For a different take—one in which the spinach can remain the focus—we considered variations of India’s saag, a dish of simmered mustard greens, spinach or other leafy vegetables. The greens are typically seasoned with spices that have been tempered, a technique that flavors without overshadowing.

Though the technique is simple—spices are briefly cooked in hot oil or butter—tempering can have an outsize impact on an overall recipe. Heat releases the fat-soluble flavor compounds in the seasonings, amplifying and dispersing them. It’s the first step in many Indian dishes (and sometimes the last), in part because it spreads flavors evenly.

At Milk Street, we often temper spices in oil to add depth. But we learned there’s a science to this technique, also known as blooming: The spice’s form matters, as does the timing of when it’s added to the skillet.

In Indian cooking, both whole and ground seasonings are tempered. Whole seasonings, such as cumin and coriander seeds, need more time in the hot oil, as their hulls slow the process and protect the volatile flavor compounds. Ground spices must be tempered for less time as they can quickly burn and become bitter. So when using a combination of spices, it’s important to add them in stages—whole first, followed by ground.

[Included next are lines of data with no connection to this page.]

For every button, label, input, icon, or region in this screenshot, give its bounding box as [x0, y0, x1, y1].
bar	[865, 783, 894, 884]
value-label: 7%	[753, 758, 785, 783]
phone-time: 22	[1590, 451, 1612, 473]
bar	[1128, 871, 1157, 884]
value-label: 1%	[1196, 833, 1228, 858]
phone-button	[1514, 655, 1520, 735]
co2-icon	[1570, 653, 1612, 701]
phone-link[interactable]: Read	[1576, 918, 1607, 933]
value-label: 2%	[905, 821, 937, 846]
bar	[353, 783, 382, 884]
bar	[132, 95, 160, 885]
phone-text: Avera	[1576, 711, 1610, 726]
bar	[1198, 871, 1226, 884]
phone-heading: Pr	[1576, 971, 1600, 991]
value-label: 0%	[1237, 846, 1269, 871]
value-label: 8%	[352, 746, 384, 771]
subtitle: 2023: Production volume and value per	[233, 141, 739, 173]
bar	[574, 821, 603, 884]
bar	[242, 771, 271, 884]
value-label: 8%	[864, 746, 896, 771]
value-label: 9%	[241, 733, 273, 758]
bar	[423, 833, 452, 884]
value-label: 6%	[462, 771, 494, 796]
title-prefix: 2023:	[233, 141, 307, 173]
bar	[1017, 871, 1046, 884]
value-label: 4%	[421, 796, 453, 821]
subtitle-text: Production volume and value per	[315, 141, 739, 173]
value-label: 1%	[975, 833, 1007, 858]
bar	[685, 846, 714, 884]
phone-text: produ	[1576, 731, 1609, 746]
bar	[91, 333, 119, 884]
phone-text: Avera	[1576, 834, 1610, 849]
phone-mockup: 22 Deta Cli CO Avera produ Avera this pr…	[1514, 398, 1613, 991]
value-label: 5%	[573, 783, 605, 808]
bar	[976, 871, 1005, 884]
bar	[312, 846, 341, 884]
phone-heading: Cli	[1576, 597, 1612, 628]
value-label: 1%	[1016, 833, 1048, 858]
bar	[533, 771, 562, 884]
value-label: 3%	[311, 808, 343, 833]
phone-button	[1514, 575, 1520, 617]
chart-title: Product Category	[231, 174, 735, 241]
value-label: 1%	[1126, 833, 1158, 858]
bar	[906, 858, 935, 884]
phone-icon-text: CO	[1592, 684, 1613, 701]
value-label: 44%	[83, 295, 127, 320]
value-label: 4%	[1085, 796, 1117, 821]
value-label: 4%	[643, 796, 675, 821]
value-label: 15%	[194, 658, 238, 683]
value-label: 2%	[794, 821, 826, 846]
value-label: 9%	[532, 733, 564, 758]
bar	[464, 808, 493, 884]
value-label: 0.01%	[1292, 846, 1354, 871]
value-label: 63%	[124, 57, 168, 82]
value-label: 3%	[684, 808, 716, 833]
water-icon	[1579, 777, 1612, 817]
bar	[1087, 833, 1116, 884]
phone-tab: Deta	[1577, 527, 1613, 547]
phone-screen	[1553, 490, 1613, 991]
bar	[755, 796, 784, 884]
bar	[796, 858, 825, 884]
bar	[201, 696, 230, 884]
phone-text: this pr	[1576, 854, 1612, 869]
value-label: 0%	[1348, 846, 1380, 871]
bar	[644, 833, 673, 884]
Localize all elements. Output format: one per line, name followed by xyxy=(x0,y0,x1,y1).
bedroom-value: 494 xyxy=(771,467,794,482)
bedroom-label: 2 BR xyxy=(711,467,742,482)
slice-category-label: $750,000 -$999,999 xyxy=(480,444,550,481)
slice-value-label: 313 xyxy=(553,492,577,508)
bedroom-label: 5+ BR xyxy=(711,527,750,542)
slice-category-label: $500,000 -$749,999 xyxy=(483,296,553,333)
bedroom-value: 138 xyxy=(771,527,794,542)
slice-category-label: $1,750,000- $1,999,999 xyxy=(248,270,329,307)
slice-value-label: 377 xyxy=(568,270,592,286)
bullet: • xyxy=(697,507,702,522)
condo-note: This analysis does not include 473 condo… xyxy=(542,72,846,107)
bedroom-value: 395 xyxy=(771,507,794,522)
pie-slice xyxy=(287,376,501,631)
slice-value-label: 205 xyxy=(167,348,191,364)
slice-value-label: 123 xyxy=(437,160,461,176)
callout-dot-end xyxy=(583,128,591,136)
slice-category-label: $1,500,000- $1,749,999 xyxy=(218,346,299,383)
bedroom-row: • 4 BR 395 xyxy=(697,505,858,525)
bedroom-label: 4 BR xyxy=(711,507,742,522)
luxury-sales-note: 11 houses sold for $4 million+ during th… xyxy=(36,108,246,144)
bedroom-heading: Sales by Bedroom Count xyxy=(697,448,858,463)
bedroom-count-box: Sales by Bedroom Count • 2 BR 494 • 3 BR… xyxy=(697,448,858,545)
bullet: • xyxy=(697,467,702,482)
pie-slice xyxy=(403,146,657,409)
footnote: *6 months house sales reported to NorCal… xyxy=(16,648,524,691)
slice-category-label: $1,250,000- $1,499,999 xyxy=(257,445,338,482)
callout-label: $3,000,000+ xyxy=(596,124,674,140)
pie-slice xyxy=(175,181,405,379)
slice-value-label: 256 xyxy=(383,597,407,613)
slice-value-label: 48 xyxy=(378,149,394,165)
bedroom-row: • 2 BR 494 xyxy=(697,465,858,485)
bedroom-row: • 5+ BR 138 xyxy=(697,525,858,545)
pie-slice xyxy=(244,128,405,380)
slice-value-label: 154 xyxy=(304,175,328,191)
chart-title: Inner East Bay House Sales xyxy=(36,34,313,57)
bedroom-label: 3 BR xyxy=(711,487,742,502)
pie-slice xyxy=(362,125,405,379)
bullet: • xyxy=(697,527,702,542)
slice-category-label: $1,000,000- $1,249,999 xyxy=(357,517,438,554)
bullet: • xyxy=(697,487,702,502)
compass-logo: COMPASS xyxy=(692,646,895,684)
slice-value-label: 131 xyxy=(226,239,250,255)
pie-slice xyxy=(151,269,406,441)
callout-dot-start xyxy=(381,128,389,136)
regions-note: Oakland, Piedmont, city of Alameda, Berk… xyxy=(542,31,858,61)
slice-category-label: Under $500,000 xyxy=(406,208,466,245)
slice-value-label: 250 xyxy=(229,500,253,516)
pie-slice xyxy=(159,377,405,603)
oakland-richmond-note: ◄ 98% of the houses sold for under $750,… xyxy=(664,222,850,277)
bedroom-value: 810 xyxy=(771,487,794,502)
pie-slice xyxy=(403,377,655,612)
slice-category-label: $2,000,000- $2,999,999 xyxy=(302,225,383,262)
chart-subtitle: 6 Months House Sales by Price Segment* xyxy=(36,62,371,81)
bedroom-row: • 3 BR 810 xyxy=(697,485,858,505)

As we considered recipes for saag, we were particularly inspired by dakhini saag, a regional take from Hyderabad, in Southern India, that’s studded with tomatoes and seasoned with fresh dill. In Madhur Jaffrey’s recipe for dakhini saag in “Vegetarian India,” she tempers cumin seeds, turmeric and Kashmiri chili powder to flavor blanched greens. We loved the bright combination of spices but wanted to keep all the cooking in one pan.

So we started by melting butter in a Dutch oven. Cumin seeds were the first spice to go into the pan. But we held back the turmeric and cayenne (which is easier to find than Kashmiri), instead adding onion next. Once it browned, we added the ground seasonings. Because the onion had lowered the temperature of the skillet, it helped prevent the turmeric and cayenne from burning. 

Next, we added the spinach—trimmed and sliced, which made it easier to eat—along with halves of grape tomatoes, which provided acidity and texture. As we tossed the spinach in the pot, coating it in our buttery, oniony base, it absorbed the flavors we had infused into the dish at the start. The greens took just minutes to become tender. We cooked them briefly—just four minutes—to retain a coarse texture.

The final step, stirring in 1/2 cup of fresh dill off heat, served as another reminder that order matters: Exposing it to only gentle residual heat preserved its bright flavor and color.